One of my last year’s posts referred to the lack in financial metrics for assessing the value of international assignments as a current trend. About 6 months later I believe that the label ‘current trend’ is still relevant and global organizations continue to lack an understanding of and face challenges with expatriate return on investment (ROI). Although not much has changed in corporate practice, something has been said and done by scholars.
A recent article by Australian scholars McNulty and De Cieri (2011) contribute to our limited knowledge by presenting a framework of expatriate ROI from the perspective of long-term assignments. The framework is not intended to solve all global staffing problems; neither does it give a precise formula for calculating a specific value for ROI. However, the authors question whether ‘measuring expatriate ROI may be less relevant overall than to instead strategically manage ROI’ (p. 914), thus proposing the framework as a way to think about and act upon the value of international assignments.
The framework proposed in the article is based on three main factors that comprise the multidimensional structure of expatriate ROI; namely external factors, expatriate management system and expatriate ROI outcomes. The theory behind the framework suggests that external factors influence the expatriate management system, which in turn impacts the ROI outcome that finally provides input for further changes in the expatriate management system. Thus, all three elements of the system are interrelated.
Given this interrelation, there are several implications. First of all, given the importance of external factors such as host-location characteristics or external shocks it becomes clear that an accurate assessment of ROI is only possible when performance outcomes are linked to the context in which an international assignment takes place. For instance, shocks to the global supply chain after Japan’s Tsunami or currency devaluations demand firms to respond to environmental changes that are less controllable.
The expatriate management system refers to organizational activities, policies, practices, and strategies that are directed at influencing the outcome of expatriation. In their framework, the authors break down the management system into the following components and interrelationships: the global staffing strategy determines the purpose of the international assignment, which in turn determines organizational factors (the design of different international HRM practices) and individual factors (family, career orientation, etc.).
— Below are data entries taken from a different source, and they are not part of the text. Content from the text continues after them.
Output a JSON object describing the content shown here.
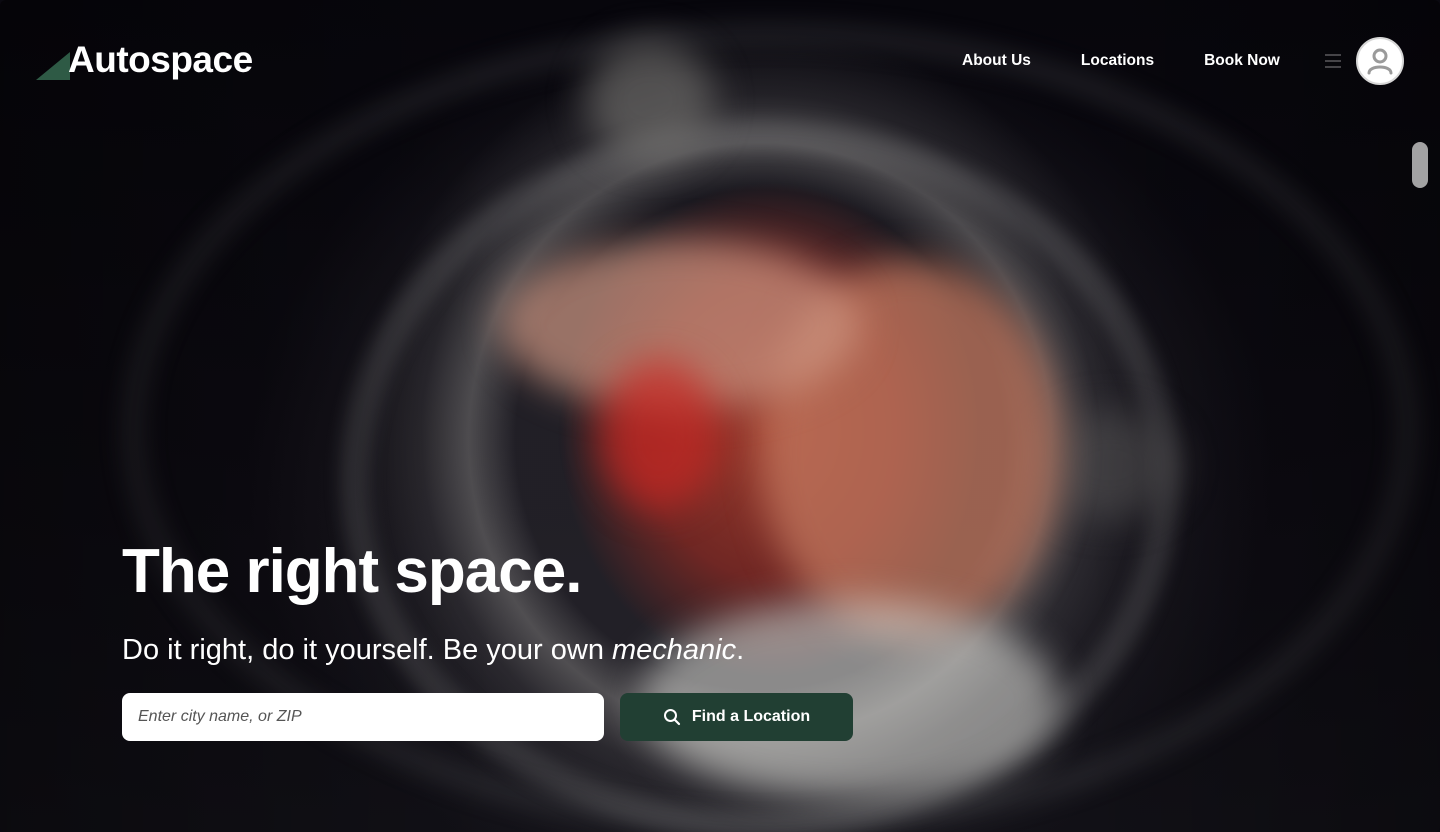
{
  "brand": {
    "name": "Autospace",
    "accent_color": "#2e5a45",
    "button_color": "#213f33"
  },
  "nav": {
    "items": [
      {
        "label": "About Us"
      },
      {
        "label": "Locations"
      },
      {
        "label": "Book Now"
      }
    ],
    "menu_icon": "hamburger-icon",
    "avatar_icon": "user-avatar-icon"
  },
  "hero": {
    "headline": "The right space.",
    "subline_main": "Do it right, do it yourself. Be your own ",
    "subline_emphasis": "mechanic",
    "subline_end": ".",
    "search": {
      "placeholder": "Enter city name, or ZIP",
      "value": ""
    },
    "cta": {
      "label": "Find a Location",
      "icon": "search-icon"
    }
  }
}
Second, given important interrelations among factors within the expatriate management system and with regard to external factors, the management system needs to be flexible. The authors argue that ‘the anticipation of ‘reactive’ changes in strategic planning is necessary in order to allow factor configurations to change as and when required to meet situational needs on an ongoing basis’ (p. 905).
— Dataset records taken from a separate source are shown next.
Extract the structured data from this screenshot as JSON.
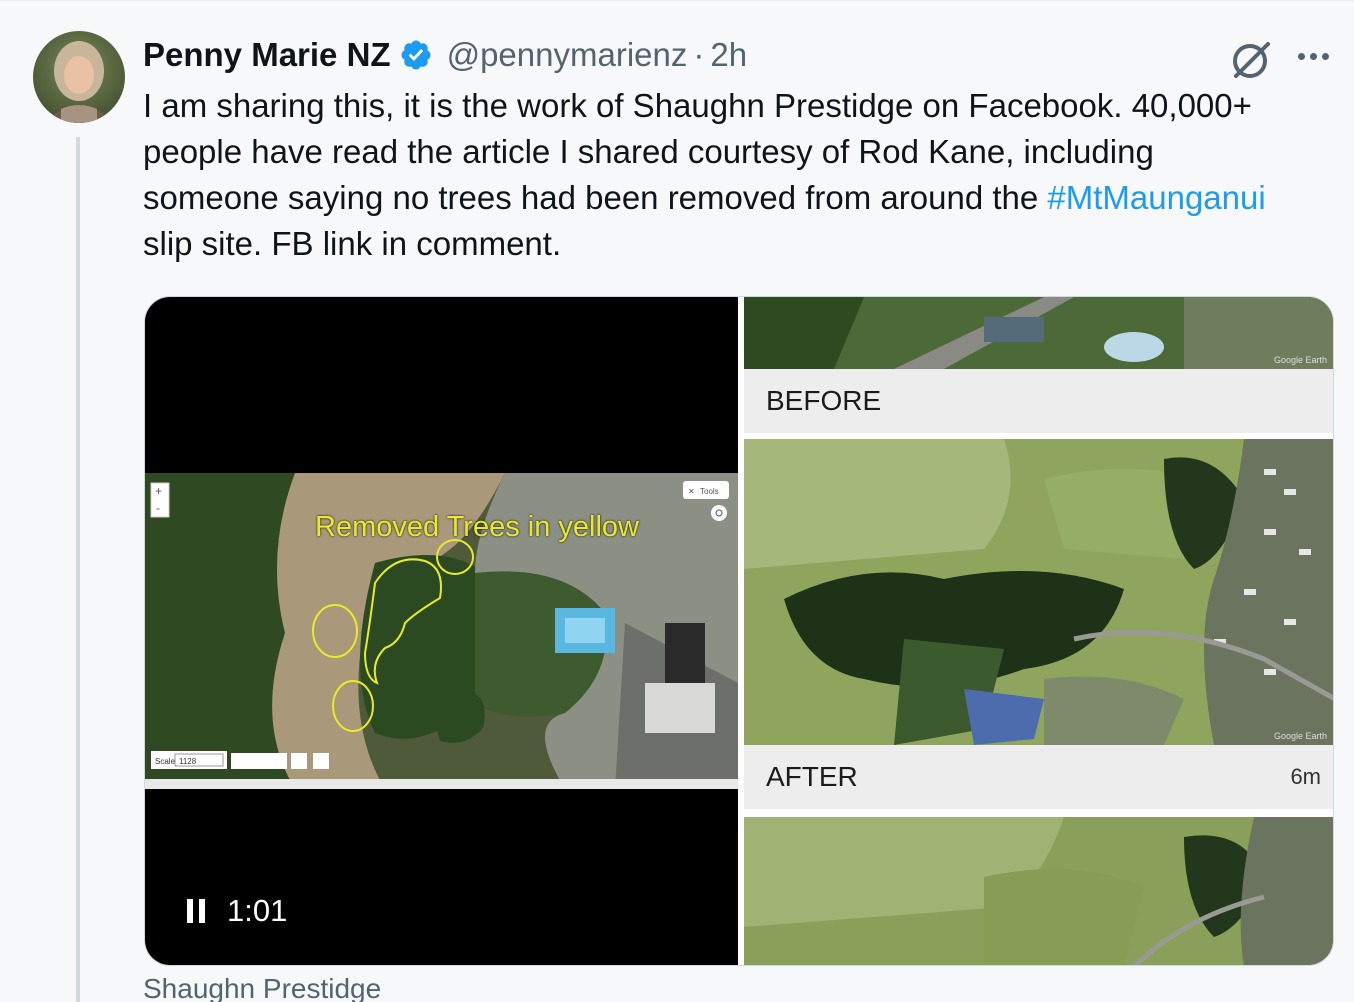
{
  "author": {
    "name": "Penny Marie NZ",
    "handle": "@pennymarienz",
    "separator": "·",
    "time": "2h"
  },
  "tweet": {
    "text_part1": "I am sharing this, it is the work of Shaughn Prestidge on Facebook. 40,000+ people have read the article I shared courtesy of Rod Kane, including someone saying no trees had been removed from around the ",
    "hashtag": "#MtMaunganui",
    "text_part2": " slip site. FB link in comment."
  },
  "media": {
    "video": {
      "overlay_text": "Removed Trees in yellow",
      "duration": "1:01",
      "scale_label": "Scale",
      "scale_value": "1128",
      "tools_label": "Tools"
    },
    "before_label": "BEFORE",
    "after_label": "AFTER",
    "after_time": "6m",
    "watermark": "Google Earth"
  },
  "card_source": "Shaughn Prestidge",
  "colors": {
    "accent": "#1d9bf0",
    "overlay_yellow": "#e9ea2a",
    "verified": "#1d9bf0"
  },
  "icons": [
    "verified-badge-icon",
    "grok-icon",
    "more-options-icon",
    "pause-icon",
    "zoom-in-icon",
    "zoom-out-icon",
    "tools-icon",
    "locate-icon"
  ]
}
Finally, when speaking about expatriate ROI outcomes, it is important to note that ROI does not refer only to the relationship between financial costs and benefits of expatriation, but should also include the non-financial variables, with the latter probably being the most difficult to measure. Moreover, the authors propose that although measuring ROI from the organization’s perspective is more common, a cost-benefit analysis is valuable for both the organization and the individual.
The scholars state that an important feature of their framework is the relationship of ROI back to the expatriate management system, which is seen as feedback aimed at impacting and improving future global staffing strategies. This is an example as to how strategy may be developed in response to practical experience. In addition, it emphasizes the idea that improvement in global staffing practices can be gained only when strategy and practice are sufficiently aligned.
Overall, in terms of the practical implications of the framework, the authors acknowledge that assessing ROI outcomes is paramount for organizations to justify costly global international assignments. Because there is no universal formula for calculating ROI, they argue that the unique context of each international assignment (e.g. purpose, location and length) requires the organization to determine a set of appropriate ROI measures prior to the assignment, and be ready to re-evaluate and change the measures during the assignment if needed. As previously mentioned, the authors also highlight the importance of management of ROI, which implies understanding its multidimensional and dynamic structure and acting on it accordingly. The authors conclude, ‘when ROI is managed more so than simply measured, it is likely to better account for the “softer” issues and benefits that are an inherent part of long-term assignments (e.g., cultural intelligence, developing an international cadre, career advancement), many of which represent the strategic benefits expected from international assignments’ (p. 915).
McNulty, Y. and De Cieri, H. (2011). ‘Global Mobility in the 21st Century: Conceptualising Expatriate Return on Investment in Global Firms’. Management International Review, 51, 6, 897-919.